For my X4-Professional Practices assignment I attended the Maker Expo: See & Do at the Eugene Public Library. The Eugene Makers is a non-profit community focused on introducing technology, science, art, and culture to everyone ages 1 to 101. Really, they want to include everyone, and they want to build an environment where like minds come together to collaborate and contribute. They have a home base in the warehouse district in West Eugene, and every Tuesday and Friday from 6pm to 8pm they host an “Open Hack” night where anyone can bring a project to work on or share.
When I attended the free expo at the library I had no idea what to expect. First of all, I had my 4 and 1 year old with me, and you never to know what you are getting into with them tagging along. Most the time it is great, however, a change in the wind direction can cause unprovoked fits of terror. After walking into the conference room, I could not believe what I saw. There was a 3-D printer, green screen photo booth, synthesizer, embroidery machine, littleBits customizable electronics, wood working tools, robots, and so much more. My 4 year old immediately spotted the Eggbot art robot and asked if we could get one to decorate our Easter eggs this year. It was super cool, but for $195 I told her we would be decorating our eggs the old fashioned way.
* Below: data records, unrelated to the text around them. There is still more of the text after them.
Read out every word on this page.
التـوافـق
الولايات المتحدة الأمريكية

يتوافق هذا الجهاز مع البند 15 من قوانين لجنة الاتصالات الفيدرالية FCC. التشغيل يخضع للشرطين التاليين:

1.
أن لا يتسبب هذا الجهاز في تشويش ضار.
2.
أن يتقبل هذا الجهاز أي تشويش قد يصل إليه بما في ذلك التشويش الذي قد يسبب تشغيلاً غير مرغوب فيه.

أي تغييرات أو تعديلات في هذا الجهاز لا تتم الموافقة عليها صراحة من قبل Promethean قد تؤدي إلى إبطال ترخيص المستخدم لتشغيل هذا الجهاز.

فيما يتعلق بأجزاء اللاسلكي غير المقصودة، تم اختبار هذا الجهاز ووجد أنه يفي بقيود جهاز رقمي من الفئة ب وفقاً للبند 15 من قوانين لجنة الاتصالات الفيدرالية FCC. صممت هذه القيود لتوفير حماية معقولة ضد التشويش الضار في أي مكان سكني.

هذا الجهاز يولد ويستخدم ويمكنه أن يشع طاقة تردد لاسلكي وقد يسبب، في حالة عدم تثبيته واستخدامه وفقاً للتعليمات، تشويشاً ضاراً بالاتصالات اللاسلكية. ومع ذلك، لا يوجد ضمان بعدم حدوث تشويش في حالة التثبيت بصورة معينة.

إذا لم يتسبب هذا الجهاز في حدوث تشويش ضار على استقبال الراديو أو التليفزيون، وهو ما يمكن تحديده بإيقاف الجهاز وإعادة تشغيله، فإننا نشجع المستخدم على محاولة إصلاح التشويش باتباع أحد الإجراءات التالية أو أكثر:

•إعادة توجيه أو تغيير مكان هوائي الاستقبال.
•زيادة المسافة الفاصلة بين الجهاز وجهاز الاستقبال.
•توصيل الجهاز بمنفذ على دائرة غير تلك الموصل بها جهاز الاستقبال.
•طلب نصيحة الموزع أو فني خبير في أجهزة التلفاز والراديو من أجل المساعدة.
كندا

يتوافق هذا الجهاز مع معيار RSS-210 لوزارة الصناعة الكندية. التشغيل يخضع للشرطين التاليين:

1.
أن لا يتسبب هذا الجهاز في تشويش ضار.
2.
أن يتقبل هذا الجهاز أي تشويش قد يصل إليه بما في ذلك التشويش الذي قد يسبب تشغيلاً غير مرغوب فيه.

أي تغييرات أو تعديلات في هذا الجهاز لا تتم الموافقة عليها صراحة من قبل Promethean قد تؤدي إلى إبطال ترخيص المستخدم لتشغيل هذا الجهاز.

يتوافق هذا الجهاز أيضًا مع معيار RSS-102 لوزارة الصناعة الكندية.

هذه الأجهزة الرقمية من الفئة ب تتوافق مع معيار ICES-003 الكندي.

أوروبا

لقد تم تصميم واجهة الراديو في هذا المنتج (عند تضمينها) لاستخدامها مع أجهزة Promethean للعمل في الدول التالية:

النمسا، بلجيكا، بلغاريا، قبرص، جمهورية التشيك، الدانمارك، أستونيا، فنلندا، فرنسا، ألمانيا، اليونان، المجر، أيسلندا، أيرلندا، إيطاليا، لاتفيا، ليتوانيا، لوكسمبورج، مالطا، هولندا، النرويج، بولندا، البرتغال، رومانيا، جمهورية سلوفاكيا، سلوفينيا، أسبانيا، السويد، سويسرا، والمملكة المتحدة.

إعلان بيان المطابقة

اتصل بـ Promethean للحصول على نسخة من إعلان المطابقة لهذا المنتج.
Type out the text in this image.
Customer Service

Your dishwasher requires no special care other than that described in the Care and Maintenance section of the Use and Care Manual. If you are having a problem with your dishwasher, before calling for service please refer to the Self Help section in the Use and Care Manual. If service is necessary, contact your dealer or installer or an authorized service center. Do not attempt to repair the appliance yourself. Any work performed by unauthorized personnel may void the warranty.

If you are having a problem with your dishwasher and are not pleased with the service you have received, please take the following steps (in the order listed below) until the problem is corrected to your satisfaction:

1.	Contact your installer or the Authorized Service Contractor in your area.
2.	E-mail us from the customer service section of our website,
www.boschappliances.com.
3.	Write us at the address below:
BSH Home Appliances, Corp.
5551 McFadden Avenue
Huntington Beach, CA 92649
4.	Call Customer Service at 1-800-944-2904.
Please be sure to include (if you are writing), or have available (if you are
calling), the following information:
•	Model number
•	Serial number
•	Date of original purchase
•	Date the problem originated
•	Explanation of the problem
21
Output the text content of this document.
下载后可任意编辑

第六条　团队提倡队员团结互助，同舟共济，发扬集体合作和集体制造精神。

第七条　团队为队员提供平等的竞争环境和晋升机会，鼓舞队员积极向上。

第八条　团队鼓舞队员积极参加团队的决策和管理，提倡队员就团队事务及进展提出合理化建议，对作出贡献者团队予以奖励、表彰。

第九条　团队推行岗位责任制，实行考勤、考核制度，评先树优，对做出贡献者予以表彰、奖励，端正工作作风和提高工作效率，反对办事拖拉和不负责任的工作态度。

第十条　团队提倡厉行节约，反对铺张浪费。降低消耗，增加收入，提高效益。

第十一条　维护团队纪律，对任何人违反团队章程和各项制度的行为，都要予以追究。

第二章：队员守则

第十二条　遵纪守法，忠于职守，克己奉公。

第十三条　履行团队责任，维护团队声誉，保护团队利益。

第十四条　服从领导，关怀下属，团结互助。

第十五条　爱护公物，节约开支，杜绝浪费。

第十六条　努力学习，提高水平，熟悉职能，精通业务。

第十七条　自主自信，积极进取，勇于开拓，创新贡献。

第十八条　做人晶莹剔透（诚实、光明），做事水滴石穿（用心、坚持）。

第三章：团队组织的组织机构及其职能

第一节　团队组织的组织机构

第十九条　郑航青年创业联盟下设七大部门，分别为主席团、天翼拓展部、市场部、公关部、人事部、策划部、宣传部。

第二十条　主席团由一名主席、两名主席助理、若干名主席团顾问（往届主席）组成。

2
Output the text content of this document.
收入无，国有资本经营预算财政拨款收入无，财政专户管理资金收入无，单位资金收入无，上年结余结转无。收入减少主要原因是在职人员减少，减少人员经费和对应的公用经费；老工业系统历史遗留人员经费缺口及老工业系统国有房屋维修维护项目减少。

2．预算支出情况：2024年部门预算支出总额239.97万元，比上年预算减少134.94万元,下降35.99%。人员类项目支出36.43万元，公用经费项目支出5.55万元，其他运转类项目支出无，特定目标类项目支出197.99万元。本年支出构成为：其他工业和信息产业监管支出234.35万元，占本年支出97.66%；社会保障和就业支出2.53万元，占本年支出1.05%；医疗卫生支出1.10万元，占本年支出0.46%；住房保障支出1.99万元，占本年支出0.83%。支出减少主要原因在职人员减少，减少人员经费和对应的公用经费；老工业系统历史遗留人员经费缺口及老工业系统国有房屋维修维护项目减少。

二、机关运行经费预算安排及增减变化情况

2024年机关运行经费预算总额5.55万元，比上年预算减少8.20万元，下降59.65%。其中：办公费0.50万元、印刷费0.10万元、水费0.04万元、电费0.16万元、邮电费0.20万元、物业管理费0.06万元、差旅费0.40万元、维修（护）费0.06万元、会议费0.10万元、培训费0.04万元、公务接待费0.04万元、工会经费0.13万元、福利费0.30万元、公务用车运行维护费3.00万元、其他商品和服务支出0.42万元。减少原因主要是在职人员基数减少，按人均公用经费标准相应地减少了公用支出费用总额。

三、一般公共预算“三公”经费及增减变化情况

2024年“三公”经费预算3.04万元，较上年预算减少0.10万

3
Honestly, at this point I could not believe I had never heard of these people before, especially as a multi-media major. They offer so many resources for learning and networking and it’s all FREE. Not only do they have the main home base in West Eugene, coming spring 2016 the Eugene Public Library will offer Maker Hub rooms with access to a digital lab with state of the art audio, video, design equipment and software, and all you need is a library card. How cool is that?
Unfortunately, I did not get to speak long enough to any one person representing the Maker’s due to chasing around little ones, however, I did not need to. The conversations I did join in and picked up on made it clear that this fantastically diverse group of people came from all walks of life. Students, professionals and hobbyists, all innovators and creatives wanting to contribute and expand their own knowledge. They are a wealth of information and very friendly and interested in your thoughts and ideas. I never once felt out of place, even with the kiddos running around. In fact there was so much going on, the girls were having a great time. The “Makers” had something for everyone, even my 1 year old was encouraged to be hands on with the robots. I look forward to visiting their main headquarters soon and can’t wait for the new facilities to open at the library this spring. I highly recommend anyone in the Multi Media field to check them out and make some time in your schedule to pay a visit.
I commented on Chris, Trenten and Kun.